Why, then, has Beijing reacted so mildly to this year's run-up in consumer prices? Inflation is at its highest levels in a decade, hitting a peak of 8.7 per cent in February before declining to 7.7 per cent in May. The price of basic foodstuffs, particularly the Chinese staple, pork, went up especially sharply. Then there is the price of oil, which filters through to almost everything. The usual response would be to raise interest rates or allow China's currency to float much higher against international counterparts. But those measures would probably cause economic growth to slow, undermining the implicit guarantee of continued, rapid progress that helps keep the party in power. China thus finds itself on the horns of a dilemma. Put the brakes on the economy and suffer the resulting public discontent or keep pressing the gas pedal and suffer the pain of inflation.
In fact, the problem is worse than that. China's leaders have fashioned for themselves a grand trap. China's economy thrives because it has become the workshop of the modern world, flooding the globe with its manufactures. Those exports produce a huge trade surplus and a tidal inflow of foreign exchange. As dollars and other currencies flood into China to pay for what it makes, China must issue new Chinese currency to purchase them.
One result is a pile of foreign exchange reserves: a staggering $1.81-trillion worth by the end of June. The other is excess liquidity as all that money sloshes around the bilges of the monetary system. That money has overflowed into stocks, real estate, art and other investment vehicles, causing their prices to balloon (then, often, pop). Inevitably, it drives up consumer prices too.
What to do? Beijing has been under overseas pressure for years to ease the loose peg of the yuan to the U.S. dollar and allow its value to rise. Though the yuan has indeed risen 16 per cent against the greenback since 2005, Beijing has been reluctant to go further, fearing that a big run-up in the currency would hobble economic growth by making Chinese goods more expensive for foreigners to purchase. It hesitates to raise interest rates, too, knowing the dampening effect it would have on the domestic economy, with all the attendant risks of public unrest. Its reluctance has grown as U.S. interest rates have fallen, opening up a big gap between U.S. and Chinese rates and encouraging a surge of "hot money" to flow into China in search of higher returns. One estimate puts the amount that has come in during the first five months of the year at more than $150-billion. Beijing doesn't like to think what might happen if that money suddenly fled.

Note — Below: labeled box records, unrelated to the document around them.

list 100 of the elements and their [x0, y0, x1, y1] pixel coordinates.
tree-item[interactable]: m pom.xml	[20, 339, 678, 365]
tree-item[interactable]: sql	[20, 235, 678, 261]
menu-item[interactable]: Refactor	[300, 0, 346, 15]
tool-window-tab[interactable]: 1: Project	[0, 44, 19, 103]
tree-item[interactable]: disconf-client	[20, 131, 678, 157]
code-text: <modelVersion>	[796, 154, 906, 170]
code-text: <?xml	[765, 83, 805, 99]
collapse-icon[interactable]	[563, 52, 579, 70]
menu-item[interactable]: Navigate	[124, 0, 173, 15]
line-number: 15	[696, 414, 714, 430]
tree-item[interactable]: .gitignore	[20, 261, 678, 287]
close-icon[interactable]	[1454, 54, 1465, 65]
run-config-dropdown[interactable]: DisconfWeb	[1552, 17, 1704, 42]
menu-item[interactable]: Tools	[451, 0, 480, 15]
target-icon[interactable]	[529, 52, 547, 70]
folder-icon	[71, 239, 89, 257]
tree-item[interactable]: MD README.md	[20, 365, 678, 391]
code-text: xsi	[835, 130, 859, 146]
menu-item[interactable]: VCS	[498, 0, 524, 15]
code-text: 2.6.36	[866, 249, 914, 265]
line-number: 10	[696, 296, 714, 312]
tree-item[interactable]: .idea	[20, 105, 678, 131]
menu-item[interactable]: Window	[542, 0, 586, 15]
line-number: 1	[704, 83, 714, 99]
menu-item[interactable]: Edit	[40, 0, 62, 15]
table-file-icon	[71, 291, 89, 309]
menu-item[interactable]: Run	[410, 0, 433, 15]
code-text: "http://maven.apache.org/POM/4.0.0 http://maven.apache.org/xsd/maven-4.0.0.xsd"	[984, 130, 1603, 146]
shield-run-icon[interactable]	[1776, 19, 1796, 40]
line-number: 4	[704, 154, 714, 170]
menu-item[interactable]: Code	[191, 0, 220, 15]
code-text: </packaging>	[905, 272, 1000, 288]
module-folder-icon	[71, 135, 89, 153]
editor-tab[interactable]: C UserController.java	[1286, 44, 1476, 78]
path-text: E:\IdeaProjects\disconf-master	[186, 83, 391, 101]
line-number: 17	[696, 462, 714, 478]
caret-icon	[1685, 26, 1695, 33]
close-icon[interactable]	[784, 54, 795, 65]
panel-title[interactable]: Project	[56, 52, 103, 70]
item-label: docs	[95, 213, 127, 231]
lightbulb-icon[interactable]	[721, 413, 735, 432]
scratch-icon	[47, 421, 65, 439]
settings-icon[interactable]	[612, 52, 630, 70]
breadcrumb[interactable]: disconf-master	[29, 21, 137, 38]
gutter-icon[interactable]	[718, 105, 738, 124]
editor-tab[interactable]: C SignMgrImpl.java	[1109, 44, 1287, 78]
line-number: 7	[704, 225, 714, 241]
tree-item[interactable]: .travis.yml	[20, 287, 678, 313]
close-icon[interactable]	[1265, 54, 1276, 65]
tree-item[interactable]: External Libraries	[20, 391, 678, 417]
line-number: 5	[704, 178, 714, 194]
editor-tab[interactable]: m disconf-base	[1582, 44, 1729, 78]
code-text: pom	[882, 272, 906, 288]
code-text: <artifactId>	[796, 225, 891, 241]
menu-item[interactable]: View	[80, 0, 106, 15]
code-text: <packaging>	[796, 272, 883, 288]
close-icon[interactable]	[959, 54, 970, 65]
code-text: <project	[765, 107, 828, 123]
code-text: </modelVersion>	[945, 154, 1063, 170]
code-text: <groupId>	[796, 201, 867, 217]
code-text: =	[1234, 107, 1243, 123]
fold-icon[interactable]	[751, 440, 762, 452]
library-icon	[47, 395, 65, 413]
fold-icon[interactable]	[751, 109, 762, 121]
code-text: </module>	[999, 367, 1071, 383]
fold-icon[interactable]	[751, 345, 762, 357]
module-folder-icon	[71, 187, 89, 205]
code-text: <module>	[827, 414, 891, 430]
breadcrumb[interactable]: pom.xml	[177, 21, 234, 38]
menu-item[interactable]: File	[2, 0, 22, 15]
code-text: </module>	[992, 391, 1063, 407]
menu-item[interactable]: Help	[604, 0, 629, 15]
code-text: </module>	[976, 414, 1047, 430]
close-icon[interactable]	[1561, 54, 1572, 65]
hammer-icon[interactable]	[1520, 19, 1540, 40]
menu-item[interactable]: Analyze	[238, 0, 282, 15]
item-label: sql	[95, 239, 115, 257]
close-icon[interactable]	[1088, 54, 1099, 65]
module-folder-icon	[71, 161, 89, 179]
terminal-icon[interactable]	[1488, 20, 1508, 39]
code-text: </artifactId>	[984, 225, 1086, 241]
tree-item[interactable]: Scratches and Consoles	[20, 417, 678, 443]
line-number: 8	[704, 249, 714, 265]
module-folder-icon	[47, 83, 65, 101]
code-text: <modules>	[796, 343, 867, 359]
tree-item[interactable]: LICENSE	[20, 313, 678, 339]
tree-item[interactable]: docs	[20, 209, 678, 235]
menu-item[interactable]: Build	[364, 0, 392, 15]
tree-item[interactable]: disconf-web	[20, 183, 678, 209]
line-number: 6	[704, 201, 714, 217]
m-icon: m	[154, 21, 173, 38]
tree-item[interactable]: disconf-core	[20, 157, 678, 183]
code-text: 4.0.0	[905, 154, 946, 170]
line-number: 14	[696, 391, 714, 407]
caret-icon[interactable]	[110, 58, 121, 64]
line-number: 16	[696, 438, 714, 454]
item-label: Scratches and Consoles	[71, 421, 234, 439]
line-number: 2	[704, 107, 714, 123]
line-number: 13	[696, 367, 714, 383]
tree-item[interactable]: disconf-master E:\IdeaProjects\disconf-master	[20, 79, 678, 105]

These fears are real enough. China is still a poor country and its further advance depends on rapid economic growth. No one likes to contemplate squeezing inflation out of the system by manufacturing a recession, as a developed country might have the luxury of doing. But would a drop of two or three percentage points really be the end of the world in a country whose economy is still growing at more than 10 per cent a year? Wouldn't runaway inflation pose an even greater threat to the country and the regime that rules it?
Beijing would be wise to act against inflation while the economy is healthy and it still has the room to act.